ESTAC Troyes hat den Aufstieg in die Ligue 1 gesichert, indem es die Ligue 2-Meisterschaft mit einem entscheidenden Sieg gegen Saint-Étienne gewann. Die sofortige Rückkehr des Vereins in die höchste Spielklasse stellt eine dramatische Wendung im Vergleich zu den Turbulenzen im Mai 2024 dar, als Fans gegen einen drohenden Abstieg in die dritte Liga protestierten, ein Schicksal, das nur durch den administrativen Abstieg von Bordeaux vermieden wurde.
Der Aufstieg wird der Ernennung von Trainer Stéphane Dumont und einem zusammenhaltenden, jungen Kader zugeschrieben. Schlüsselspieler wie Mittelfeldspieler Mathys Detourbet waren entscheidend für eine Saison, in der Troyes eine konstante Widerstandsfähigkeit bewies. Die Wiederbelebung des Vereins unterstreicht auch die wachsende Rolle seines Mehrheitsgesellschafters, der City Football Group.
Laut dem Vorstandsvorsitzenden Edwin Pindard in Aussagen gegenüber RMC war die Unterstützung des Multi-Club-Netzwerks entscheidend. Er betonte die Bereitstellung von Humankapital und Fachwissen über reine finanzielle Investitionen hinaus. Dies stellt eine Abkehr von früheren Spannungen dar, insbesondere die Verpflichtung von Savinho im Jahr 2022, der vor seinen Wechseln innerhalb der Gruppe nie für Troyes spielte, was Teile der Anhängerschaft frustrierte.

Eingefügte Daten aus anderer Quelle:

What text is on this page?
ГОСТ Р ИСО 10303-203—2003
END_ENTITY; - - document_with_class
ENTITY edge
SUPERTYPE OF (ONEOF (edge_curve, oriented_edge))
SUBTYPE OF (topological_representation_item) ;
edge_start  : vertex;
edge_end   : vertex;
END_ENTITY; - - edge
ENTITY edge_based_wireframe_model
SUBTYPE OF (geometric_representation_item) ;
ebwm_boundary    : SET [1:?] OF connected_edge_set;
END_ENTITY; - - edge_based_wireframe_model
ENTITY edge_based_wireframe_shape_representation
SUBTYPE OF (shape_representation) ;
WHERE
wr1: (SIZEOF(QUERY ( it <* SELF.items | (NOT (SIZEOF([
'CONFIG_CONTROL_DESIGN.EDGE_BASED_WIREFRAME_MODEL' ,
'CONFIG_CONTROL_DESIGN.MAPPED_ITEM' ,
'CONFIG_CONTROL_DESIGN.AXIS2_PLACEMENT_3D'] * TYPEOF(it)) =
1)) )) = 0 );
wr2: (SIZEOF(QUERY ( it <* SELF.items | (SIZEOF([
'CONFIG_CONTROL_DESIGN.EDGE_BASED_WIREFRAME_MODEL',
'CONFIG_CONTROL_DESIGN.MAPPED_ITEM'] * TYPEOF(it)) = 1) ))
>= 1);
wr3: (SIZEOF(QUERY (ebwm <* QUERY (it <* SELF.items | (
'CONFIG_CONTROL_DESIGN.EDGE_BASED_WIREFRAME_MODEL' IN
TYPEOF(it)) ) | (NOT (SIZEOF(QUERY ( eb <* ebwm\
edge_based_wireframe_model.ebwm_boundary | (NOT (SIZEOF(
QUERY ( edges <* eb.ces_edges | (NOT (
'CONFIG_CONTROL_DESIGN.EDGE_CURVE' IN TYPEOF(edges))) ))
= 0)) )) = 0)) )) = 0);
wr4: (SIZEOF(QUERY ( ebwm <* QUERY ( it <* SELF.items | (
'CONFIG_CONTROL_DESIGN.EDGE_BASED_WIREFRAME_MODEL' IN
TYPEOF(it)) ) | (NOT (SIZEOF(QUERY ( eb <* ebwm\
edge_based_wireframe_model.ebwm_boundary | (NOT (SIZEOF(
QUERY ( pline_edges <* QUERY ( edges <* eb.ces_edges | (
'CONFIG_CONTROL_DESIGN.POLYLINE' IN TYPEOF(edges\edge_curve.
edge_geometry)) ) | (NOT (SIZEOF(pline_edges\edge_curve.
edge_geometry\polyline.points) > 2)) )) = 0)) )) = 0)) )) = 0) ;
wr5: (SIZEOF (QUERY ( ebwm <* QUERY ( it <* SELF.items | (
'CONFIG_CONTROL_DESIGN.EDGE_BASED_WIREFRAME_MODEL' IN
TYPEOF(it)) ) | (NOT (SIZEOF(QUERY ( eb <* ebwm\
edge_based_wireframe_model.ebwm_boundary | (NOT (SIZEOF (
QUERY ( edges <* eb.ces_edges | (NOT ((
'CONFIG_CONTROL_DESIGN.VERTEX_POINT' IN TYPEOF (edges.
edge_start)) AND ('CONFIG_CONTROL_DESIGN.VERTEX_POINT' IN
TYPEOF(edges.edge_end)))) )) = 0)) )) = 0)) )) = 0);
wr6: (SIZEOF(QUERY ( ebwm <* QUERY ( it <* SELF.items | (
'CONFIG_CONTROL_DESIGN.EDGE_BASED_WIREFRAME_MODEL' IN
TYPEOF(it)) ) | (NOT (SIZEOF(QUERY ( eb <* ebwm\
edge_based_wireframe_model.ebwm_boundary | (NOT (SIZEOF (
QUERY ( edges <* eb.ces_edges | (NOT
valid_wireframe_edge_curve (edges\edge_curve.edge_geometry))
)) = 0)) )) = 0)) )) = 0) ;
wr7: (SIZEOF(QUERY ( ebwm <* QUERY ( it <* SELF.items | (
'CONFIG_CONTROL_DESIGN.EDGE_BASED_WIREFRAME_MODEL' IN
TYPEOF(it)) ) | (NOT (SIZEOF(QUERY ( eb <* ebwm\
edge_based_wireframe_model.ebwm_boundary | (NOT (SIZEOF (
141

Der derzeitige Trainer Stéphane Dumont erzählte So Foot, dass die Zusammenarbeit nun reibungslos verläuft, mit regelmäßiger Kommunikation und gemeinsamen Methodenseminaren zwischen den Vereinen der City Group. Sportdirektor Antoine Sibierski, der diesen Sommer ausscheiden wird, wird dafür gelobt, eine horizontalere Beziehung gefördert zu haben. Dieses Modell unterscheidet sich offenbar von anderen Multi-Club-Besitzverhältnissen in Frankreich, wie beispielsweise bei Strasbourg mit Chelsea, wo die Bedenken, hauptsächlich als Farmteam genutzt zu werden, stärker ausgeprägt sind.
Der Aufstieg stellt sicher, dass Troyes einer zunehmend von Vereinen unter ähnlichen Eigentümerstrukturen geprägten Ligue 1-Landschaft beitreten wird, darunter Lorient, Strasbourg und Nizza. Er bestätigt ein langfristiges Projekt, das bedeutende Fan-Unzufriedenheit überstanden hat. Die Herausforderung besteht nun darin, den Verein in der höchsten Liga zu etablieren und gleichzeitig die Erwartungen und Spielerbewegungen zu bewältigen, die mit einem globalen Netzwerk einhergehen, und das alles unter den wachsamen Augen einer Fangemeinde, die kürzlich ihre Protestfähigkeit unter Beweis gestellt hat.